Quel est le coût caché des licenciements ? Si licencier réduit les coûts à court terme, les impacts humains et culturels sont durables. Baisse de l’engagement, perte de confiance, hausse du turnover… Ces effets collatéraux sont souvent minimisés, voire ignorés, au profit des économies réalisées.
Pourtant, leur impact interroge la pertinence de cette stratégie dans un contexte où la performance repose avant tout sur la mobilisation des équipes. Alors, quelles conséquences un licenciement de masse génère-t-il vraiment sur les salariés qui restent ?
Les licenciements sont fréquemment envisagés sous un angle strictement financier. Les postes supprimés sont redistribués, les charges ajustées, et l’entreprise retrouve un rythme « normal ». Pourtant, les économies obtenues à court terme s’accompagnent de coûts indirects bien plus difficiles à absorber. Ces coûts invisibles ne figurent dans aucun tableau budgétaire, mais ce sont bien les collaborateurs qui les supportent. Pour eux, un plan de licenciement bouleverse le quotidien de travail, mais a aussi des effets à moyen et long terme.

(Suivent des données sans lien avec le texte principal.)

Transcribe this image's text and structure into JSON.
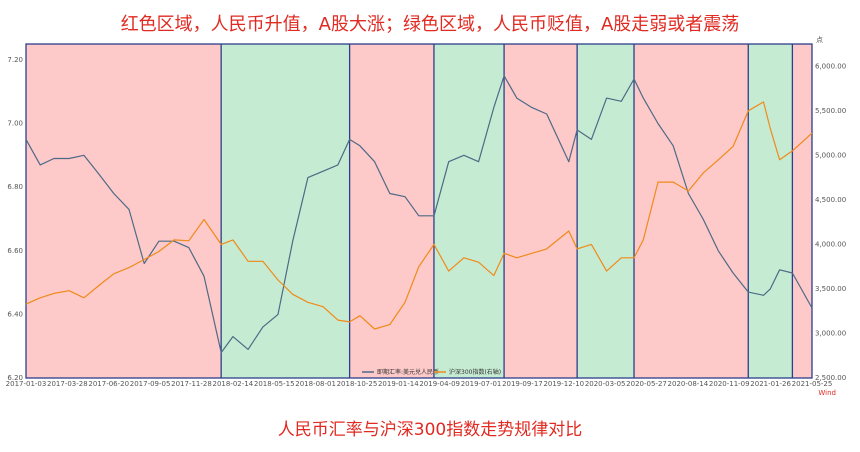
{
  "headline": "红色区域，人民币升值，A股大涨；绿色区域，人民币贬值，A股走弱或者震荡",
  "footline": "人民币汇率与沪深300指数走势规律对比",
  "source_mark": "Wind",
  "colors": {
    "red_zone": "#fdc9c9",
    "green_zone": "#c6ebd3",
    "boundary": "#2b3f8a",
    "fx_line": "#4e6a86",
    "index_line": "#f08a1a",
    "text_red": "#e02a22"
  },
  "chart_data": {
    "type": "line",
    "x_tick_labels": [
      "2017-01-03",
      "2017-03-28",
      "2017-06-20",
      "2017-09-05",
      "2017-11-28",
      "2018-02-14",
      "2018-05-15",
      "2018-08-01",
      "2018-10-25",
      "2019-01-14",
      "2019-04-09",
      "2019-07-01",
      "2019-09-17",
      "2019-12-10",
      "2020-03-05",
      "2020-05-27",
      "2020-08-14",
      "2020-11-09",
      "2021-01-26",
      "2021-05-25"
    ],
    "y_left": {
      "ticks": [
        6.2,
        6.4,
        6.6,
        6.8,
        7.0,
        7.2
      ],
      "tick_labels": [
        "6.20",
        "6.40",
        "6.60",
        "6.80",
        "7.00",
        "7.20"
      ],
      "ylim": [
        6.2,
        7.25
      ]
    },
    "y_right": {
      "ticks": [
        2500,
        3000,
        3500,
        4000,
        4500,
        5000,
        5500,
        6000
      ],
      "tick_labels": [
        "2,500.00",
        "3,000.00",
        "3,500.00",
        "4,000.00",
        "4,500.00",
        "5,000.00",
        "5,500.00",
        "6,000.00"
      ],
      "ylim": [
        2500,
        6250
      ],
      "unit_label": "点"
    },
    "zones": [
      {
        "color": "red",
        "from": "2017-01-03",
        "to": "2018-02-05"
      },
      {
        "color": "green",
        "from": "2018-02-05",
        "to": "2018-10-25"
      },
      {
        "color": "red",
        "from": "2018-10-25",
        "to": "2019-04-15"
      },
      {
        "color": "green",
        "from": "2019-04-15",
        "to": "2019-09-05"
      },
      {
        "color": "red",
        "from": "2019-09-05",
        "to": "2020-02-01"
      },
      {
        "color": "green",
        "from": "2020-02-01",
        "to": "2020-05-27"
      },
      {
        "color": "red",
        "from": "2020-05-27",
        "to": "2021-01-15"
      },
      {
        "color": "green",
        "from": "2021-01-15",
        "to": "2021-04-15"
      },
      {
        "color": "red",
        "from": "2021-04-15",
        "to": "2021-05-25"
      }
    ],
    "series": [
      {
        "name": "即期汇率:美元兑人民币",
        "axis": "left",
        "points": [
          [
            "2017-01-03",
            6.95
          ],
          [
            "2017-02-01",
            6.87
          ],
          [
            "2017-03-01",
            6.89
          ],
          [
            "2017-04-01",
            6.89
          ],
          [
            "2017-05-01",
            6.9
          ],
          [
            "2017-06-01",
            6.84
          ],
          [
            "2017-07-01",
            6.78
          ],
          [
            "2017-08-01",
            6.73
          ],
          [
            "2017-09-01",
            6.56
          ],
          [
            "2017-10-01",
            6.63
          ],
          [
            "2017-11-01",
            6.63
          ],
          [
            "2017-12-01",
            6.61
          ],
          [
            "2018-01-01",
            6.52
          ],
          [
            "2018-02-05",
            6.28
          ],
          [
            "2018-03-01",
            6.33
          ],
          [
            "2018-04-01",
            6.29
          ],
          [
            "2018-05-01",
            6.36
          ],
          [
            "2018-06-01",
            6.4
          ],
          [
            "2018-07-01",
            6.63
          ],
          [
            "2018-08-01",
            6.83
          ],
          [
            "2018-09-01",
            6.85
          ],
          [
            "2018-10-01",
            6.87
          ],
          [
            "2018-10-25",
            6.95
          ],
          [
            "2018-11-15",
            6.93
          ],
          [
            "2018-12-15",
            6.88
          ],
          [
            "2019-01-15",
            6.78
          ],
          [
            "2019-02-15",
            6.77
          ],
          [
            "2019-03-15",
            6.71
          ],
          [
            "2019-04-15",
            6.71
          ],
          [
            "2019-05-15",
            6.88
          ],
          [
            "2019-06-15",
            6.9
          ],
          [
            "2019-07-15",
            6.88
          ],
          [
            "2019-08-15",
            7.05
          ],
          [
            "2019-09-05",
            7.15
          ],
          [
            "2019-10-01",
            7.08
          ],
          [
            "2019-11-01",
            7.05
          ],
          [
            "2019-12-01",
            7.03
          ],
          [
            "2020-01-15",
            6.88
          ],
          [
            "2020-02-01",
            6.98
          ],
          [
            "2020-03-01",
            6.95
          ],
          [
            "2020-04-01",
            7.08
          ],
          [
            "2020-05-01",
            7.07
          ],
          [
            "2020-05-27",
            7.14
          ],
          [
            "2020-06-15",
            7.08
          ],
          [
            "2020-07-15",
            7.0
          ],
          [
            "2020-08-15",
            6.93
          ],
          [
            "2020-09-15",
            6.78
          ],
          [
            "2020-10-15",
            6.7
          ],
          [
            "2020-11-15",
            6.6
          ],
          [
            "2020-12-15",
            6.53
          ],
          [
            "2021-01-15",
            6.47
          ],
          [
            "2021-02-15",
            6.46
          ],
          [
            "2021-03-01",
            6.48
          ],
          [
            "2021-03-20",
            6.54
          ],
          [
            "2021-04-15",
            6.53
          ],
          [
            "2021-05-25",
            6.42
          ]
        ]
      },
      {
        "name": "沪深300指数(右轴)",
        "axis": "right",
        "points": [
          [
            "2017-01-03",
            3330
          ],
          [
            "2017-02-01",
            3400
          ],
          [
            "2017-03-01",
            3450
          ],
          [
            "2017-04-01",
            3480
          ],
          [
            "2017-05-01",
            3400
          ],
          [
            "2017-06-01",
            3540
          ],
          [
            "2017-07-01",
            3670
          ],
          [
            "2017-08-01",
            3740
          ],
          [
            "2017-09-01",
            3830
          ],
          [
            "2017-10-01",
            3920
          ],
          [
            "2017-11-01",
            4050
          ],
          [
            "2017-12-01",
            4040
          ],
          [
            "2018-01-01",
            4280
          ],
          [
            "2018-02-05",
            4000
          ],
          [
            "2018-03-01",
            4050
          ],
          [
            "2018-04-01",
            3810
          ],
          [
            "2018-05-01",
            3810
          ],
          [
            "2018-06-01",
            3600
          ],
          [
            "2018-07-01",
            3440
          ],
          [
            "2018-08-01",
            3350
          ],
          [
            "2018-09-01",
            3300
          ],
          [
            "2018-10-01",
            3150
          ],
          [
            "2018-10-25",
            3130
          ],
          [
            "2018-11-15",
            3200
          ],
          [
            "2018-12-15",
            3050
          ],
          [
            "2019-01-15",
            3100
          ],
          [
            "2019-02-15",
            3350
          ],
          [
            "2019-03-15",
            3750
          ],
          [
            "2019-04-15",
            4000
          ],
          [
            "2019-05-15",
            3700
          ],
          [
            "2019-06-15",
            3850
          ],
          [
            "2019-07-15",
            3800
          ],
          [
            "2019-08-15",
            3650
          ],
          [
            "2019-09-05",
            3900
          ],
          [
            "2019-10-01",
            3850
          ],
          [
            "2019-11-01",
            3900
          ],
          [
            "2019-12-01",
            3950
          ],
          [
            "2020-01-15",
            4150
          ],
          [
            "2020-02-01",
            3950
          ],
          [
            "2020-03-01",
            4000
          ],
          [
            "2020-04-01",
            3700
          ],
          [
            "2020-05-01",
            3850
          ],
          [
            "2020-05-27",
            3850
          ],
          [
            "2020-06-15",
            4050
          ],
          [
            "2020-07-15",
            4700
          ],
          [
            "2020-08-15",
            4700
          ],
          [
            "2020-09-15",
            4600
          ],
          [
            "2020-10-15",
            4800
          ],
          [
            "2020-11-15",
            4950
          ],
          [
            "2020-12-15",
            5100
          ],
          [
            "2021-01-15",
            5500
          ],
          [
            "2021-02-15",
            5600
          ],
          [
            "2021-03-01",
            5300
          ],
          [
            "2021-03-20",
            4950
          ],
          [
            "2021-04-15",
            5050
          ],
          [
            "2021-05-25",
            5250
          ]
        ]
      }
    ],
    "legend": [
      "即期汇率:美元兑人民币",
      "沪深300指数(右轴)"
    ],
    "legend_position": "bottom-center"
  }
}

Licenciement, quel impact sur l’engagement ?
Après une vague de licenciements, les salariés restants traversent une phase de perte de repères. Ils interrogent le sens de leur travail, leur place dans l’organisation et la valeur que l’entreprise accorde à leurs efforts. Résultat : l’engagement se délite progressivement.
Une étude publiée par la Harvard Business Review estime qu’il faut entre 18 et 24 mois pour retrouver un niveau d’engagement collaborateur comparable à celui d’avant-crise. Et ce, uniquement si de nouveaux salariés rejoignent l’organisation pendant cette période.
Même une culture d’entreprise historiquement forte n’immunise pas contre cet effet. Plus l’attachement des salariés était grand, plus la perte de motivation est forte.
Méfiance, cynisme, démotivation… à la fatigue émotionnelle s’ajoute la surcharge de travail générée par l’absorption des missions laissées vacantes. Ce climat fragilise la confiance collective et peut créer une forme de désengagement silencieux, difficile à mesurer mais aux effets réels sur la productivité.
Zoom sur le syndrome du survivant
« Pourquoi moi ? », « Suis-je le prochain ? » : ces interrogations traversent l’esprit de nombreux salariés après un plan social. Ce phénomène, apparenté au syndrome du survivant, traduit la culpabilité ou l’anxiété ressenties par ceux qui restent.
Mis en évidence par les études menées sur les survivants de la Shoah, cet état psychologique fait aussi partie intégrante du domaine de la psychologie du travail et des organisations, où il est largement documenté. Ainsi, transposé au monde du travail, il désigne un mélange d’émotions contradictoires : sentiment d’injustice, peur, mais aussi parfois une culpabilité accrue. Dans certains cas, un accompagnement psychologique s’avère nécessaire.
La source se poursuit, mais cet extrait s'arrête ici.